Он говорил об этих своих сокровенных желаниях не каждому, разве что тому же Фёдору Алексеевичу Головину, которому доверял и в которого верил.
— Что же, государь, благое желание. Кабы нам был отпущен век свободного труда, — осторожно добавлял он. — Да ведь жмут со всех боков: турки, поляки, шведы... Будут наступать на ноги, глядишь и отдавят.
— Не дадим, не отдавят, — с нажимом отвечал Пётр, хмуря брови, что было признаком неудовольствия.
Разговор замирал. Но решимость молодого царя не угасала. В нём всё кипело, всё требовала действия, движения, равно как и мысль. Он был весь само беспокойство. Иной раз в нём бушевала грозы. Унять их никому не было под силу.
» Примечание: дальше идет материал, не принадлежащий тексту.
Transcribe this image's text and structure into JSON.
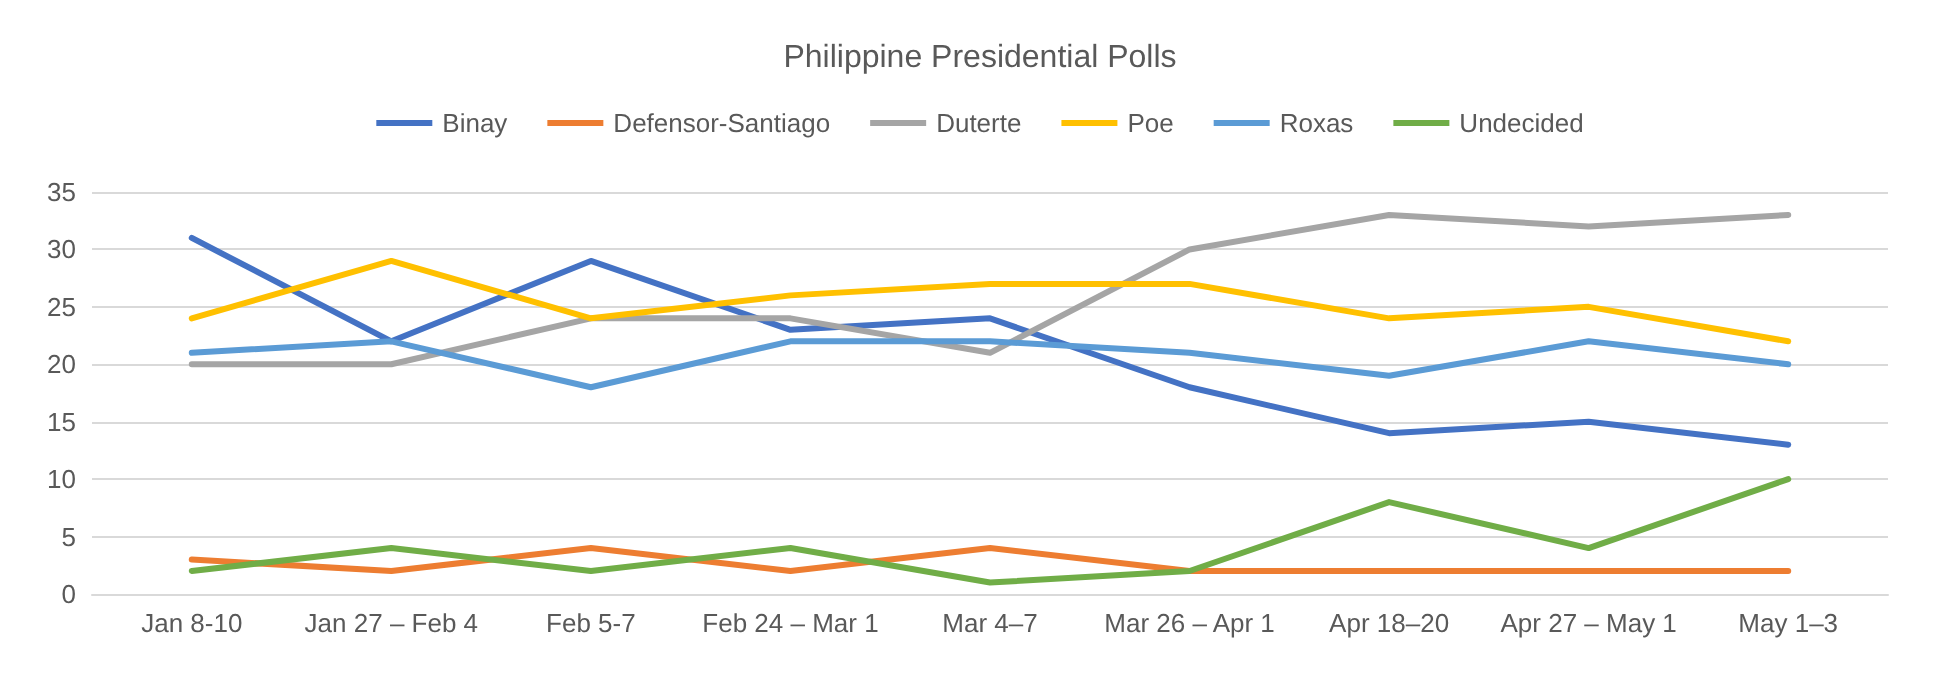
{
  "chart_data": {
    "type": "line",
    "title": "Philippine Presidential Polls",
    "categories": [
      "Jan 8-10",
      "Jan 27 – Feb 4",
      "Feb 5-7",
      "Feb 24 – Mar 1",
      "Mar 4–7",
      "Mar 26 – Apr 1",
      "Apr 18–20",
      "Apr 27 – May 1",
      "May 1–3"
    ],
    "series": [
      {
        "name": "Binay",
        "color": "#4472c4",
        "values": [
          31,
          22,
          29,
          23,
          24,
          18,
          14,
          15,
          13
        ]
      },
      {
        "name": "Defensor-Santiago",
        "color": "#ed7d31",
        "values": [
          3,
          2,
          4,
          2,
          4,
          2,
          2,
          2,
          2
        ]
      },
      {
        "name": "Duterte",
        "color": "#a5a5a5",
        "values": [
          20,
          20,
          24,
          24,
          21,
          30,
          33,
          32,
          33
        ]
      },
      {
        "name": "Poe",
        "color": "#ffc000",
        "values": [
          24,
          29,
          24,
          26,
          27,
          27,
          24,
          25,
          22
        ]
      },
      {
        "name": "Roxas",
        "color": "#5b9bd5",
        "values": [
          21,
          22,
          18,
          22,
          22,
          21,
          19,
          22,
          20
        ]
      },
      {
        "name": "Undecided",
        "color": "#70ad47",
        "values": [
          2,
          4,
          2,
          4,
          1,
          2,
          8,
          4,
          10
        ]
      }
    ],
    "ylim": [
      0,
      35
    ],
    "yticks": [
      0,
      5,
      10,
      15,
      20,
      25,
      30,
      35
    ],
    "grid": "y",
    "legend": "top",
    "marker": "none",
    "line_style": "solid"
  }
}
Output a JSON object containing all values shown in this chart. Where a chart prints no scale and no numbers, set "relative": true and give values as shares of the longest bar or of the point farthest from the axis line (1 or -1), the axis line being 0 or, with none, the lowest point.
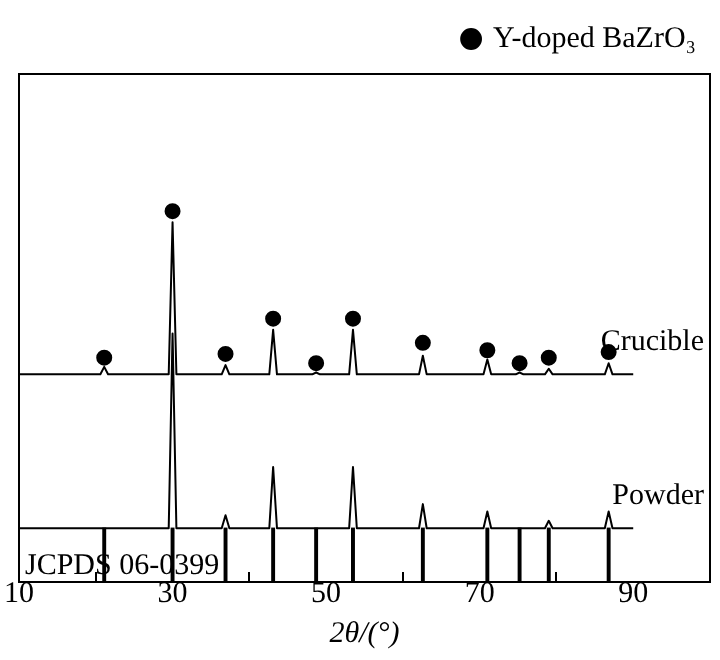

Жизнь его сложилась так, что ему пришлось рано прозревать и созревать. Он рос в обстановке подозрительности и прямой враждебности. Сестрица его, Софья Алексеевна, властная и неудержимая в своём стремлении к трону, поставила своею целью во что бы то ни стало извести Петра. Она перепробовала все: заговоры, яды, прибегла к услугам знахарей и ведьм. Князь Василий Голицын, её талант, то бишь любовник, человек выдающийся, безуспешно пробовал отвратить её от этого намерения.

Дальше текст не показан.